Jean-Marc Sauvé et la Ciase, victimes de la « grande peur » des évêques italiens
La contre-attaque était annoncée. La Ciase a donc publié sans surprise, le 9 février, une réfutation argumentée des critiques formulées en décembre dernier par huit membres de l’Académie catholique de France. Sur France Inter son président Jean-Marc Sauvé a affirmé « avoir été flingué auprès du pape » ce qui, on le sait, a entrainé le report de l’audience prévue avec lui, à ce jour non reprogrammée. Mais derrière les initiateurs de cette « campagne de dénigrement » semblent se cacher d’autres soutiens, notamment l’épiscopat italien qui ne veut pour rien au monde d’une commission indépendante dans la péninsule où les chiffres pourraient être pires qu’en France. Il a su trouver au sein de la Curie les relais nécessaires pour orchestrer la décrédibilisation du rapport Sauvé auprès du pape François. Pour autant il n’est pas dit que cette manœuvre suffise à freiner la mobilisation des associations de victimes qui vient de s’engager dans la Péninsule.
Quatre documents en réponse aux critiques de l’Académie catholique de France
Inutile de revenir sur le contenu du rapport Sauvé lui-même, et pas davantage sur les critiques des membres de l’Académie catholique de France contestant tout à la fois le caractère systémique des agressions sexuelles, reposant selon eux sur un chiffrage erroné, l’obligation faite à l’Église d’indemniser les victimes alors qu’elle ne serait pas juridiquement tenue de le faire, enfin sa légitimité à formuler des recommandations dans des domaines qui seraient du seul ressort de la hiérarchie catholique.
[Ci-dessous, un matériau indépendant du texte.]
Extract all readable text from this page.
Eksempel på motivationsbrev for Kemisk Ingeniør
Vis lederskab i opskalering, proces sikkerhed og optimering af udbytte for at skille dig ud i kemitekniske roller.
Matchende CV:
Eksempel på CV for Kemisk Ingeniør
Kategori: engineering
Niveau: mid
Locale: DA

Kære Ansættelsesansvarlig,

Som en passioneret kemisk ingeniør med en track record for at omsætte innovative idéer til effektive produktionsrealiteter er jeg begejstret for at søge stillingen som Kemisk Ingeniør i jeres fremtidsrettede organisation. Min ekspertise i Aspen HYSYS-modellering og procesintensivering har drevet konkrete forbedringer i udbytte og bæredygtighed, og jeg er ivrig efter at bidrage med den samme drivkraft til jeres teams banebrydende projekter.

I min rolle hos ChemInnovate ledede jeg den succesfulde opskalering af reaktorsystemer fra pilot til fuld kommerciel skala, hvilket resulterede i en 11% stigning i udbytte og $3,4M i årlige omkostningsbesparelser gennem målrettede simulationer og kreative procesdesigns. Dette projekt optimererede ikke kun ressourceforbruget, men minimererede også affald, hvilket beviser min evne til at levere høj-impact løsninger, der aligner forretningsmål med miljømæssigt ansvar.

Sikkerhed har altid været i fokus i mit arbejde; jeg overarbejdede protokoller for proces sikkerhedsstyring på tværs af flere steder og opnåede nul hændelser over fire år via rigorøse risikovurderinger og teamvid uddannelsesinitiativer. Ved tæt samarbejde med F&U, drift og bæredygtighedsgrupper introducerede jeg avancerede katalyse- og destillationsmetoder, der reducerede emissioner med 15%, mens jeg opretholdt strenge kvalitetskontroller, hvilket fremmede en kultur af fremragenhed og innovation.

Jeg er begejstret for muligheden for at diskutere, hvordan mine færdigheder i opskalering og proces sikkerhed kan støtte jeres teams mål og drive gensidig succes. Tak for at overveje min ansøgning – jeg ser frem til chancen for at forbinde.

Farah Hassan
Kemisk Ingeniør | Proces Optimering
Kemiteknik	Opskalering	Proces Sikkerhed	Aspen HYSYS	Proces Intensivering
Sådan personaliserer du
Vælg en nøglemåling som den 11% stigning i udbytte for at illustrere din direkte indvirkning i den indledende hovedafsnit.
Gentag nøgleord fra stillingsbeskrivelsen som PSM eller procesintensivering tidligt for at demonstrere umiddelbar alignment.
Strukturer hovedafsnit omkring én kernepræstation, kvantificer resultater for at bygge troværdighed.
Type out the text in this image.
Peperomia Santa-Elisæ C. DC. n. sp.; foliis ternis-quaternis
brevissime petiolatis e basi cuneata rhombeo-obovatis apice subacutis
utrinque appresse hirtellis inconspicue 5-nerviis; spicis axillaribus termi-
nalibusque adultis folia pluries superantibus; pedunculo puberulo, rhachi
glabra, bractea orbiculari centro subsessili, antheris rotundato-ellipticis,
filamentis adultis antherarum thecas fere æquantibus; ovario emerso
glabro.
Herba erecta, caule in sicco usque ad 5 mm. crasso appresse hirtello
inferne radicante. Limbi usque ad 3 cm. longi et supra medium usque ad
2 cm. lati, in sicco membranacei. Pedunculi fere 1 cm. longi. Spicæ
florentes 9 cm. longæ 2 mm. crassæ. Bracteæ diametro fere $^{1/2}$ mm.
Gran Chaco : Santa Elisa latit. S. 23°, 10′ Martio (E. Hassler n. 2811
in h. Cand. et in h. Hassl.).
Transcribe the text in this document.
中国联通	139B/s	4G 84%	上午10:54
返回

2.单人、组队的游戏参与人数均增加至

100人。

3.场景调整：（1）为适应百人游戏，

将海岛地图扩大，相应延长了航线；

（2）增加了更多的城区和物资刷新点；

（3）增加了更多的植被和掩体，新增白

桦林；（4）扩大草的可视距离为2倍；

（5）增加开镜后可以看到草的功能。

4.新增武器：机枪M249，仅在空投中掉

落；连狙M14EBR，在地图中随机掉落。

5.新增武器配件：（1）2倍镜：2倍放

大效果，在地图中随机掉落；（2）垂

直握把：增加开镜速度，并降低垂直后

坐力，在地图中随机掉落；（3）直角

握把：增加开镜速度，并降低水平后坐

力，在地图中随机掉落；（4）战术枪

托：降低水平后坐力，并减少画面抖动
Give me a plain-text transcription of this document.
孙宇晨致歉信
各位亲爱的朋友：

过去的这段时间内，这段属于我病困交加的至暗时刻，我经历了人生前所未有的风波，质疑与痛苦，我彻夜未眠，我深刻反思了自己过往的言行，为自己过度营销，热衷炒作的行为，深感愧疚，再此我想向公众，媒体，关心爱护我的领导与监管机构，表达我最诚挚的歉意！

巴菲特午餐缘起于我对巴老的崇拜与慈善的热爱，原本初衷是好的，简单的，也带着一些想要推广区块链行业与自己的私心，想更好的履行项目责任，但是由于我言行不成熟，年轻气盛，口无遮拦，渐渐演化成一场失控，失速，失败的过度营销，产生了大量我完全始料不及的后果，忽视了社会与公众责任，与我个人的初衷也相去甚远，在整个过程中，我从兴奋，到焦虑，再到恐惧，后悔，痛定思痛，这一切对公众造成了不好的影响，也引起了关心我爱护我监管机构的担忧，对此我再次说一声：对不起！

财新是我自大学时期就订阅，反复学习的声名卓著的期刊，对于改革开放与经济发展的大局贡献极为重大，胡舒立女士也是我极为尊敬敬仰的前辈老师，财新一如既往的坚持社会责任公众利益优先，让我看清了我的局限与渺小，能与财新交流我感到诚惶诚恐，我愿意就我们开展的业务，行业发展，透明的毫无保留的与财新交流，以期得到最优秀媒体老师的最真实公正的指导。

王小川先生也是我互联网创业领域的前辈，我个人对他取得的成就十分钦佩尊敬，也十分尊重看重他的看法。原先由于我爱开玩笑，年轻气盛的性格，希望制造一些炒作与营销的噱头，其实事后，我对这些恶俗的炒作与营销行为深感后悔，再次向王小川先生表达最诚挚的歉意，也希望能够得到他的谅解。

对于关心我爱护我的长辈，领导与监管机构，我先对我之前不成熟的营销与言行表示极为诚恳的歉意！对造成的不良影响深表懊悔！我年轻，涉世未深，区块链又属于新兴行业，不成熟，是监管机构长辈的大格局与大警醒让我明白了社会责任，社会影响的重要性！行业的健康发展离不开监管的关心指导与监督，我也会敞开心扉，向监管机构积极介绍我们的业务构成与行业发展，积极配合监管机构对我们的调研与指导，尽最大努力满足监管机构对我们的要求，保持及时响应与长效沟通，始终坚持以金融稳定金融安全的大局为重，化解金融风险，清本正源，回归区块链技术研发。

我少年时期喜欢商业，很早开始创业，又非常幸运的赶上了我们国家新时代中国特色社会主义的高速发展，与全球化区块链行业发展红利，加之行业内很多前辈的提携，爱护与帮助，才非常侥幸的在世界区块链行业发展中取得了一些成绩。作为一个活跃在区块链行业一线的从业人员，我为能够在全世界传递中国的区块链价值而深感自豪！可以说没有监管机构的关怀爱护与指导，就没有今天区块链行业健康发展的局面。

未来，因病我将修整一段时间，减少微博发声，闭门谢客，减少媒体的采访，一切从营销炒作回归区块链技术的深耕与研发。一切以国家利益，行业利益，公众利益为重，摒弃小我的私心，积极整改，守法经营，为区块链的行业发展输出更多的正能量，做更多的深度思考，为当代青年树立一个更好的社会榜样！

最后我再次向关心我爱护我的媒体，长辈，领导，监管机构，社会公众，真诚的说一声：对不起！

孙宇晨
J’ai dit, là aussi, dans un billet, comment ces trois réfutations pouvaient se retourner contre leurs auteurs.
Ce 9 février, la Ciase dont la mission est achevée a donc mis en ligne sur son site, accessible à tous, en réponse à ces accusations : un texte de 52 pages, accompagné d’une synthèse et de deux documents d’expertise sur l’évaluation du nombre des victimes, le premier émanant d’un groupe de statisticiens de l’Institut national de la statistique et des études économiques (Insee), le second du sociologue François Héran, professeur au Collège de France et ancien directeur de l’Institut national d’études démographiques (INED). Les deux expertises concluent que les critiques formulées par les membres de l’Académie sont sans fondement.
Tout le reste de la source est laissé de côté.